There was an unusual provision in the contract which said that if Bartholomews sought to enforce the Restrictive Covenant for six months, it would pay Mr Thornton his usual salary for those six months.

Bartholomews sought an injunction from the High Court (“the Court”) to enforce the Restrictive Covenant and to prevent Mr Thornton working for the new employer for six months.


Decision
The Court refused to grant the injunction.

First, the Court applied the well-established rule that a contract has to be interpreted on the date it is entered into.  The Court said that a restriction of the kind in this standard contract was “manifestly inappropriate” for a junior employee such as Mr Thornton had been at the time he entered into the contract.  In this, the Court followed earlier decisions where injunctions had not been granted against employees who had been promoted during the course of their employment and new covenants had not been entered into at the time of the promotion. 

Second, the Court applied the well-established principle that a covenant restraining soliciting or dealing with customers has to be restricted to those customers with whom the employee dealt.  This was not the case here. 
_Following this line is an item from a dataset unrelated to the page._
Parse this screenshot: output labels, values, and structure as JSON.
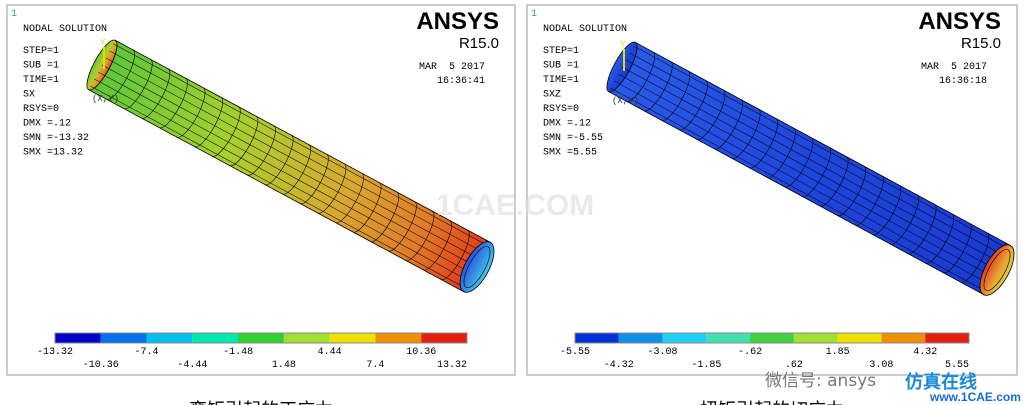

Finally, the Court refused to take any account of the fact that the employer was prepared to pay salary for six months.  It said that this was contrary to public policy in that it purported to permit an employer to purchase a restraint of trade. 

Comment
The three key points for employers to take away from this decision are that:

  1. There is no point in offering to pay for restrictive covenants.  In English law, covenants are either enforceable as a reasonable protection of an employer’s business or they are not.  Making a payment does not assist;
  2. Covenants need to be well drafted to be enforceable, including, for example, limiting a restriction upon soliciting and dealing with customers to those customers with whom the employee dealt during the course of his employment; and
  3. Most importantly, employers must ensure that a contract is signed with an employee relevant to their position in the company and providing reasonable protection in relation to that position.  If an employer wishes to have the protection of these kinds of restrictions it needs to update the covenants whenever an employee significantly changes his or her role.  It will be important to focus upon the protection which is reasonably necessary in relation to the job which the employee is expected to be doing at the end of the contract, if any such covenants are to be enforceable.